Krems - Bundeskanzler Wolfgang Schüssel will bei der Nationalratswahl am 24. November die ÖVP mit einem Plus von neun bis 10 Prozentpunkten zur stimmenstärksten Partei machen. Dieses Ziel hat der ÖVP-Obmann am Samstagabend bei einer Veranstaltung der Jungen ÖVP in Krems vorgegeben. "Der Tom Cruise hätte gesagt 'Mission Imposible'. Aber er hat's geschafft", so Schüssel. Stimmen sammeln will er vor allem bei enttäuschten Freiheitlichen, mit Alfred Gusenbauer unzufriedenen Sozialdemokraten sowie der Jugend.

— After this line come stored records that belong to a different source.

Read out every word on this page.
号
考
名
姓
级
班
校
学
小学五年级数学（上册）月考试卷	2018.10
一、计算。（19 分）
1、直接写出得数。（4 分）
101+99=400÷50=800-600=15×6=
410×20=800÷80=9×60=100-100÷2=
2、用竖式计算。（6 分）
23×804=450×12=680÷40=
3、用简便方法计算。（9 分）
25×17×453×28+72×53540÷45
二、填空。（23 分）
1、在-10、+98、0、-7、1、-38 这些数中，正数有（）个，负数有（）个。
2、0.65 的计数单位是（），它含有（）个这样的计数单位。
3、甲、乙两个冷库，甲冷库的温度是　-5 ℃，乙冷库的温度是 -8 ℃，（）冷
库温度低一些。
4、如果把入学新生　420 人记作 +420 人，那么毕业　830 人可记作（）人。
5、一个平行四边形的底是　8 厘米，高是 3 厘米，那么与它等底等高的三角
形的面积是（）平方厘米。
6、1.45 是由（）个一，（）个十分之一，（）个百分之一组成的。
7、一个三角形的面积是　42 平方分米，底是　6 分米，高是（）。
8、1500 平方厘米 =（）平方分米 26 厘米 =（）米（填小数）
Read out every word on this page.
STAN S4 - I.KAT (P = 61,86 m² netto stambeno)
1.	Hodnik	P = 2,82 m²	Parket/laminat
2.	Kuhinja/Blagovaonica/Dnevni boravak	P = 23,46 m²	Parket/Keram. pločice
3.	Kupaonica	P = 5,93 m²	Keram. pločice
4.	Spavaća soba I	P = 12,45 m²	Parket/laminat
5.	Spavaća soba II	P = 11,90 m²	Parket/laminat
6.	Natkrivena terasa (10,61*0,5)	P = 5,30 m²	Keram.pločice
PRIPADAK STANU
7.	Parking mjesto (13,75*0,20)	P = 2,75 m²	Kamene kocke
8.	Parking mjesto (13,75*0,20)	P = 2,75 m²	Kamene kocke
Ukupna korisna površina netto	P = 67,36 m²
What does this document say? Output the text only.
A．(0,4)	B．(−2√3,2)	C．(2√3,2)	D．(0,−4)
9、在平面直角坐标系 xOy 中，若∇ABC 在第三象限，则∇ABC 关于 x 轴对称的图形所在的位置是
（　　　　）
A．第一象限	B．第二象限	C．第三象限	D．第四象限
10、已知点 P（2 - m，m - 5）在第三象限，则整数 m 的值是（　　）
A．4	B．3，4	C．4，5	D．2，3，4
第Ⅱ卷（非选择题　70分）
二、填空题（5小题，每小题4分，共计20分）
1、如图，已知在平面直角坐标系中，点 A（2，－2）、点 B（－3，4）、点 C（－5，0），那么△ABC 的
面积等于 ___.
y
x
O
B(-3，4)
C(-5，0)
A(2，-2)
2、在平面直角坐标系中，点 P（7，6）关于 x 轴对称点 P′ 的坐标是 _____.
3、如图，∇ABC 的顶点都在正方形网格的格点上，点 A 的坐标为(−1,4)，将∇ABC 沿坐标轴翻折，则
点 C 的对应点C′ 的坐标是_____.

Schüssel forderte die Jungfunktionäre seiner Partei auf, bei der Wahlwerbung über die eigenen Kreise der Partei hinauszugehen. An erster Stelle nannte er in diesem Zusammenhang jene FPÖ-Wähler, die "tief enttäuscht" seien von den Stadlers oder Windholz, "aber auch dem Jörg Haider". Diese hätten die Wende zum Abbruch gebracht oder es zumindest zugelassen. Er sprach von 300.000 bis 400.000 Menschen, die "diesmal ÖVP, die diesmal Wolfgang Schüssel wählen" könnten, weil sie von der FPÖ enttäuscht seien.

Hoffnung macht sich Schüssel offenbar auch bei jenen Sozialdemokraten, die mit Gusenbauer nichts anfangen könnten, "oder schon gar nicht rot-grün wollen". die dritte Zielgruppe schließlich seien jene zehntausende Wähler, die zum ersten Mal ihre Stimme abgeben können. (APA)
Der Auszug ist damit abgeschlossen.